How Do I Become A Teacher?
The teacher shortage is so bad that school systems have created fast-track programs just to get someone behind a desk in the classrooms, but these programs are not advisable if you want to have a career in education. The chances for promotion are non-existent, and the pay is much lower than for a fully-educated and certified teacher. However, if you are middle-aged, and want a career change, the fast-track may be just the thing for you. If you already have a Bachelors degree, these programs offer a 12-14 months Master’s program in education. 48 states offer this type of program.
To go the standard route, you need a Bachelors, or Masters degree in an appropriate subject, from an accredited school. Then you will need to take further training in education. After that, you will have to take a state certification test (usually a Praxis test). Then, you will have to pass a background check, be fingerprinted, and most likely have to take some First-Aid and CPR training. Then, you can apply for a teacher jobs in a school district. Certifications are on a state-by-state basis, and many do not honor other states certifications, so if you go to another state, you will have to start the certification process all over.
What Are My Prospects, Once I Get Educated and Certified?
According to the U.S. Department of Labor, between now and 2016, we will need 479,000 more teachers than we will have available if current enrollment growth continues. This includes preschool, kindergarten, elementary, primary, and secondary education. The deficit is expected to be especially acute in the areas of science and mathematics. This is due in part to low college enrollment in these subjects, coupled with the expected retirement of many teachers.
What this means for you is that the sky’s the limit as far as teacher jobs go. Especially if you get a degree in one of the critical fields like math, you could look forward to teaching in just about any part of the country you want to live in. Prospects would be even better in less desirable areas, like rural and inner-city school systems. Teacher employment is expected to grow by at least 12% through 2016. Job opportunities for teachers in the next 10 years will be good to excellent. If you really want to tip the scales in your favor, the demand for bi-lingual teachers, especially English-Spanish, is expected to skyrocket.
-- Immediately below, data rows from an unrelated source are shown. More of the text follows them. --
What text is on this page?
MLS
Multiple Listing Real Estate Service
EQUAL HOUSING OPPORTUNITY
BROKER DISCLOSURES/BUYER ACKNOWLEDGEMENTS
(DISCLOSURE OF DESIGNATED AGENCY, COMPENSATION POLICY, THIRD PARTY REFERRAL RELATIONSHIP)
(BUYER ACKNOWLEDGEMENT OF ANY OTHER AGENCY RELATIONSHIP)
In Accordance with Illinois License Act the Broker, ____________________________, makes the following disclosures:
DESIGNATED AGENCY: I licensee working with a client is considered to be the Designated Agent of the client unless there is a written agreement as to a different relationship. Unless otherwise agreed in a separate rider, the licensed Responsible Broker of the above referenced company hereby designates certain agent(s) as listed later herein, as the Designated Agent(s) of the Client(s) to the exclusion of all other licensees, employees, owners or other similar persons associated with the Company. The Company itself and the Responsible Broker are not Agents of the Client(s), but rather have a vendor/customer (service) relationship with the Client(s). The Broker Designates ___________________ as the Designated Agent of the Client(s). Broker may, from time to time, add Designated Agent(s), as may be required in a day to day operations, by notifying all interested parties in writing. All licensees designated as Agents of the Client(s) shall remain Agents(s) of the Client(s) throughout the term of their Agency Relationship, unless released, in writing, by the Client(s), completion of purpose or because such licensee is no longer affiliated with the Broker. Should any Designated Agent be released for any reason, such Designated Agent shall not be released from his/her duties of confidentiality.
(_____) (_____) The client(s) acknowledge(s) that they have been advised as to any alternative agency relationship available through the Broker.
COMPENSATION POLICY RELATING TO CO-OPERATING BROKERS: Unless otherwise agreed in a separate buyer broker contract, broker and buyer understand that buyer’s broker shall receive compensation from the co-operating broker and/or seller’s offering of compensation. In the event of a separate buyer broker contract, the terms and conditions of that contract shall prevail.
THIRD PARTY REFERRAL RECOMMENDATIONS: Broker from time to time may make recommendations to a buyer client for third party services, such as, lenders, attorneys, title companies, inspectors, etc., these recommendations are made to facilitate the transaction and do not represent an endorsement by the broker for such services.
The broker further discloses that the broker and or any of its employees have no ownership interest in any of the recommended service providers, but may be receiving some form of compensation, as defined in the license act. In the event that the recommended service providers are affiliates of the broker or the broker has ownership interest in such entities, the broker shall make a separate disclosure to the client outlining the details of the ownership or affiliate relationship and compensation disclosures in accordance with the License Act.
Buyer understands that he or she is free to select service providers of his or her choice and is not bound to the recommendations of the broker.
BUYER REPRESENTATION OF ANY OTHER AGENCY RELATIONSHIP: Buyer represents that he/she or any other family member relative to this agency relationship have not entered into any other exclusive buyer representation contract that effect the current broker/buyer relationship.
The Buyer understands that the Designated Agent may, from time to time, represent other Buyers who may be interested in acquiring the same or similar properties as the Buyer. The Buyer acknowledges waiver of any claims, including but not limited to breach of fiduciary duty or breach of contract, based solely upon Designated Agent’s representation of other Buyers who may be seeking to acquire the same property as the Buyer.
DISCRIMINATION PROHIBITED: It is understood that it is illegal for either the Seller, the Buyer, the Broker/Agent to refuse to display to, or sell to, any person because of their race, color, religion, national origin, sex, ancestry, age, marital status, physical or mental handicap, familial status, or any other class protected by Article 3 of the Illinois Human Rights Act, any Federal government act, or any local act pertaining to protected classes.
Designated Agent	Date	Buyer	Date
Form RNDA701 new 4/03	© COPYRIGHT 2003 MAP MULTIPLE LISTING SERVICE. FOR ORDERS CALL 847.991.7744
What Kind Of Pay can I Expect from Teacher Jobs?
The downside of teaching is that, at best, you can expect to make only about 70% of what other degreed professions pay. And starting out, it will be even less for quite a few years, while you build experience and seniority. On average, a teacher can expect to make around $35,000 annually. Some regions pay a little more, some a lot less. You will most likely never get rich teaching, unless things change. But you do have the satisfaction of knowing that you control the future. You create the next generation of world leaders, doctors, Nobel Prize winners, etc….If teachers were paid according to their actual value, there would not be enough money in the whole world to pay them.
If you’ve ever considered becoming a teacher….now is the time.